谷沢永一さんはかつて『紙つぶて』を愛読したこともあるので、disりたいわけではないのだが、この人は「言葉以前」の存在に対するはっきりとした洞察をもたなかったと思う。結局、どうしても思想がわからなかった(これは開高健もそうだ)のはそのためだ。そして、極限的な仮想的存在である筈の(ソシュール言語学でいう)ラングを、実体視してしまうところがあった。あの人の言語に対する透明性、正確性の愛好こそは、まさにそれなのである。じつにあれは、ファナティックなレヴェルに達していたと思う。わたしはああいう「正義」の人に、つまるところ合わない。
 
 
昼から珈琲工房ひぐち北一色店。
図書館から借りてきた、アイザイア・バーリン『北方の博士 J.G.ハーマン』読了。これまでブログのところどころに感想を撒き散らしてきたが、バーリンの描くハーマンはすばらしくおもしろいと、繰り返しておこう。じつに、ハーマンはわたしか、と思わせるに足る記述で充満している。ハーマンの反合理主義は、生命力にあふれているようだ。そして、科学や知的な体系の干からびた、生命力の乏しさが糾弾される。わたしは合理的な非合理主義者ともいえるだろうから、ハーマンとは立場としては一面で対立するかも知れないが、ハーマンの危惧したところは現在わたしが感じている隘路をぴたりと指摘しているのだ。感情の深さは擁護されねばならない。我々において矛盾は避けられない。また、人間の全一性(世界=わたし)も、擁護されねばならない。その意味で、わたしは小説家・平野啓一郎氏の「分人主義」に反対である(まじめな小説家としての平野氏は決して嫌いでないけれども)。それから、反スピノチズムも、本書を読むと我が意を得る。まったく、誰もが称賛するスピノザの、つまらなさ!
 それにしても、バーリンという人はほんとに変な学者(笑)だ。ハーマンなどという人は日本語訳がひとつもないなど、たぶん西洋でもそれほど読まれている存在とは思えないが、そんな思想家にこれほど入り込んでいくのだから。それも、ちっとも干からびた記述ではなく、とても広く繊細なパースペクティブの中、憑かれたようにハーマンに没入していく。その生きた記述自体がおもしろく、バーリンはハーマンに対して pro か con なのかよくわからないのだが、たぶん、そんなことはどうでもいいのだ。だから、本書では「結論」の部分が、どこか取ってつけたようで、いちばんおもしろくない。(ちなみに訳者あとがきはそれをさらに凡庸にしたもので、おもしろくも何ともない。)そんなところまで、バーリンはちょっとハーマンに似ているのかも知れない。

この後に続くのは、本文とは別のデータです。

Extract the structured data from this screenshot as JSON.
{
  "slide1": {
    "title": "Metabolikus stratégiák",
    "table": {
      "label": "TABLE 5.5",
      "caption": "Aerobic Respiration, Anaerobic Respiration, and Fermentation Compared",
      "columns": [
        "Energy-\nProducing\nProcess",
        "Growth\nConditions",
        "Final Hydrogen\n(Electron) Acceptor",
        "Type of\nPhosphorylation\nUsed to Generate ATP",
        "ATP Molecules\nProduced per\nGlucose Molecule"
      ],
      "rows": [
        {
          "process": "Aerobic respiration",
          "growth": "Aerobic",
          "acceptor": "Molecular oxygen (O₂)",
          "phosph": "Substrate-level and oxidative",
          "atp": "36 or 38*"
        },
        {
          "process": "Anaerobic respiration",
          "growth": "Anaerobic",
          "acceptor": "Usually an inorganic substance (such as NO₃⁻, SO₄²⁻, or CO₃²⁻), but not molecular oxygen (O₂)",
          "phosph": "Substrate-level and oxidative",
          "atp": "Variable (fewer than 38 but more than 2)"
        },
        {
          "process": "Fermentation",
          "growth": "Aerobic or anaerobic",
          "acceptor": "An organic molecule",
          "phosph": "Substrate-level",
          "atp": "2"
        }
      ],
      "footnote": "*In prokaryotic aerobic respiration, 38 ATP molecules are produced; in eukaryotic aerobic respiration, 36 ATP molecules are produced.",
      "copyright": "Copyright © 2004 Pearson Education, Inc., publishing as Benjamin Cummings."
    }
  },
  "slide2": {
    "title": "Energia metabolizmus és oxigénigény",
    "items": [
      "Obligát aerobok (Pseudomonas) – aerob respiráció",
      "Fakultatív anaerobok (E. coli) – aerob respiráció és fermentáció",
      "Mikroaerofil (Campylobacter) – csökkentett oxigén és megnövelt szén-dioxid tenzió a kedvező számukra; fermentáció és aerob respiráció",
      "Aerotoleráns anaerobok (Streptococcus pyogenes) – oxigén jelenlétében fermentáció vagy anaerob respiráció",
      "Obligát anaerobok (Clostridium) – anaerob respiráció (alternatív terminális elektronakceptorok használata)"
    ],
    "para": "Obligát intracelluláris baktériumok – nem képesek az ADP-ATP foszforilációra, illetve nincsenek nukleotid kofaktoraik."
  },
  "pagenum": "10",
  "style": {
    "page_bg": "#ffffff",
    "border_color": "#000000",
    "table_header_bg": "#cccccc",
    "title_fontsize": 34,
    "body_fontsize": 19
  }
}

 しかし、ハーマンが日本語でまったく読めないというのは残念である。日本の西洋研究も、まだまだといえば、まだまだなのかな。日本人には、バーリンはまだ早い、というべきか。 
 
帰りにマックスバリュ。車外は22℃で、暑いなこれは。
 
 
日没前、散歩。











無意識を涵養する。
 
確かに世界は既に言葉のように分節化されている。井筒先生なら、それを「コトバ」と表記したかも知れない。しかしそのような分節化は、やはり言葉ではないのだ。というより、それを言葉で、意味で捉えた瞬間、世界そのものは失われて没落し、意味だけが残る。
 
夜。
ゲーテ『イタリア紀行(上)』読了。鈴木芳子によるすばらしい訳。ゲーテってのは、本当に気持ちのよい人だな。天性のものがあるのだろう。